We found no association between ward-transfers and incident delirium. A possible explanation is that all ward-transfers are done in a predictable way at daytime. Another explanation may be that the geriatric ward provides a multicomponent intervention program against delirium that may out-weigh the potentially negative effect of ward-transfers. If so, this effect could also have influenced the associations between the other exposure variables and incident delirium. The lack of association between time spent in the ED and incident delirium might reflect that the ED in our hospital emphasises initial examination and short stay before transfer to a relevant ward, thereby providing less insult to vulnerable patients than the ED as described by Bo et al. [18]. Another explanation may be that physicians identify the patients prone to develop delirium as more vulnerable and examine these patients rapidly.

The lack of significant associations between any of the variables and delirium motor subtypes must be interpreted carefully due to a small number of observations. There is a trend towards less delirium with hyperactive symptoms with increasing time spent in the ED, which is plausible since the staff in ED might register signs of hyperactivity and therefore transfer these patients fast. An alternative hypothesis is that too quick transfers could be stressful and thereby inducing delirium. It remains uncertain if this trend would have reached statistical significance if the study was designed for this purpose. The results of previous studies addressing the relation between motor subtypes and etiology are diverging.
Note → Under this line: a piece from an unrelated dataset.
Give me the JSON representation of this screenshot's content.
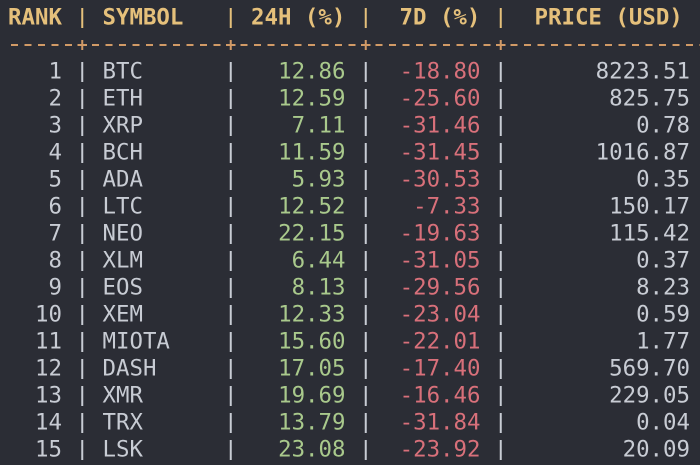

A recent cross-sectional study found a negative association between use of atypical antipsychotics and hypoactive delirium and a positive association between intravenous lines and mixed delirium [11], possibly indicating differences in etiology between the subtypes. On the other hand, two reports from a longitudinal study designed to investigate the relationship between motor subtypes and other factors found no associations between motor subtypes and etiology [8], age and preexisting dementia [10]. Our results complies with the two latter reports.

Strengths and limitations

The major strength of this study is that we have diagnosed delirium using the DSM-5 criteria directly and based the diagnoses on a combination of interviews with patients, nurses and proxies and a validated chart review method. The completeness of all variables of interest is another strength. The major limitation is the small number of patients with incident delirium. The limited sample size is particularly important when it comes to the analyses of environmental factors and delirium motor subtypes. Uncertainty about what is triggering delirium could have been reduced if we had reliable diagnoses for admissions to both hospital and nighttime investigations, and lack of such information is a limitation. A further limitation is that we were not strictly blinded to the exposure of environmental factors when diagnosing delirium, but we believe this has minor implications since we were focusing the presence of physiological disturbance resulting in delirium. Finally, our findings are not necessarily generalizable to non-geriatric wards and younger patients, or to EDs organized in a different way than in our hospital.

Conclusions

In this observational study on 254 acutely admitted geriatric patients we found an association between nighttime investigations and incident delirium, but no associations between any of the exposure variables and delirium motor subtypes. In general, investigations should therefore be done in a predictable way at daytime, althoug patients should have emergency investigations at nighttime when indicated. Hospital environment in broad sense may be a target for delirium prevention along with non-pharmacological delirium intervention programs. There is a need for larger studies with both accurate registrations of environmental factors and a precise diagnostic work-up of delirium.